例えば、運転計画部53は、予測部51が予測した前記行動パターンに比べて、対象者の実際の行動が早い場合、運転計画を前倒しする補正を行う。一方で、運転計画部53は、予測部51が予測した前記行動パターンに比べて、対象者の実際の行動が遅い場合、運転計画を遅らせる補正を行う。
また、運転計画部53は、複数の空間S1,S2の温度差の実測値と予測部51が予測する熱負荷のパターンとの違い(ずれ)に基づき、空調機器11の機器運転設定を補正する。
次に、図10および図11を参照して、第4の実施形態を説明する。
本実施形態は、ヒートショックの危険性が無くなるまでの時間を表示する点で、第1の実施形態とは異なる。なお、本実施形態のその他の構成は、第2の実施形態の構成と同様である。そのため、第1および第2の実施形態と同様の部分の説明は省略する。
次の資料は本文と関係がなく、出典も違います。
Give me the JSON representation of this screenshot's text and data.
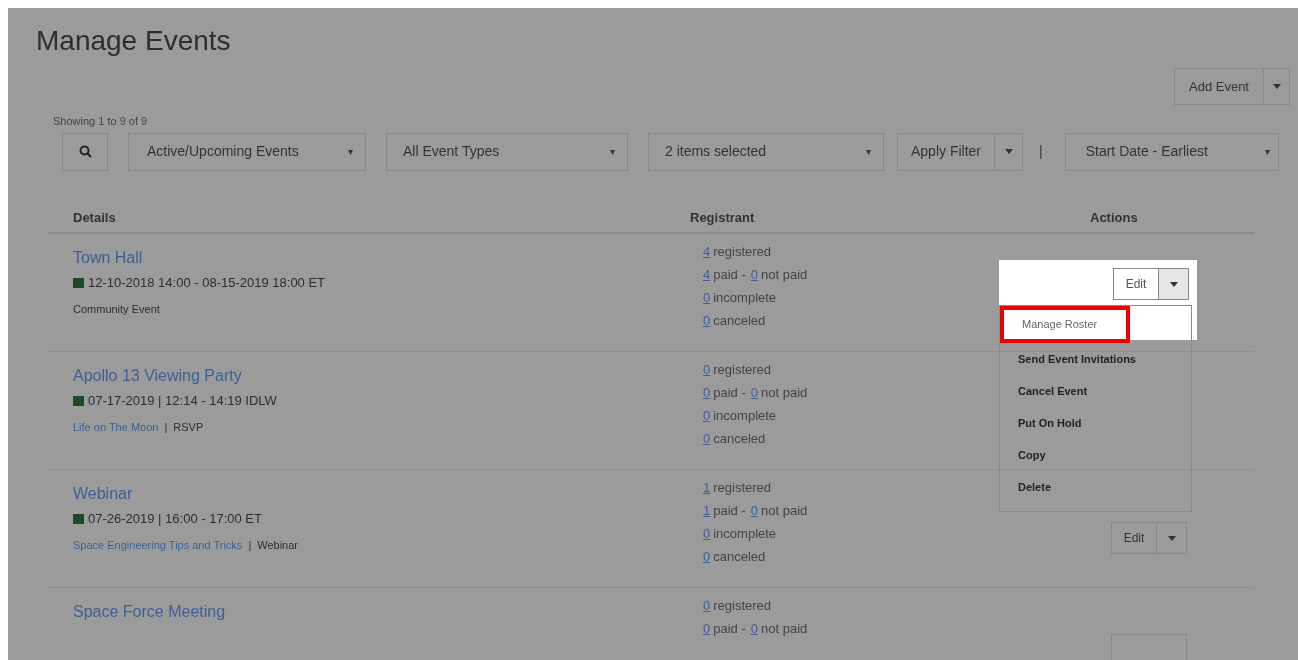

図10は、情報出力部61からの出力に基づいて表示部Pに表示される情報の一例を示す。本実施形態では、情報出力部61は、複数の空間S1,S2の温度差が目標値よりも大きい場合に、複数の空間S1,S2の温度差が前記目標値以下になるまでの残り時間を、表示部Pに出力する。例えば、図10中の符号Tで示す時間が、ヒートショックの危険性が無くなるまでの残り時間に相当する。また、情報出力部61は、ヒートショックの危険性が無くなるまでの間、移動を控えることを促す案内を表示部Pに出力してもよい。
次に、図12を参照して、第5の実施形態を説明する。
本実施形態は、対象者の体感温度を考慮して空調機器11を制御する点で、第1の実施形態とは異なる。なお、本実施形態のその他の構成は、第1の実施形態の構成と同様である。そのため、第1の実施形態と同様の部分の説明は省略する。
本実施形態では、運転計画部53は、対象者の移動のタイミングに合わせて、移動前の空間の空調ユニットと、移動後の空間の空調ユニットとを切り替える運転計画を作成する。
次に、図13を参照して、第6の実施形態を説明する。
本実施形態は、第1空間S1および第2空間S2の特定部分の空気を入れ替えるように空調機器11を運転する点で、第1の実施形態とは異なる。なお、本実施形態のその他の構成は、第1の実施形態の構成と同様である。そのため、第1の実施形態と同様の部分の説明は省略する。
本実施形態では、運転計画部53は、対象者の移動前の空間と移動後の空間の温度の高低により、空調機器11の運転モードを切り替える運転計画を作成する。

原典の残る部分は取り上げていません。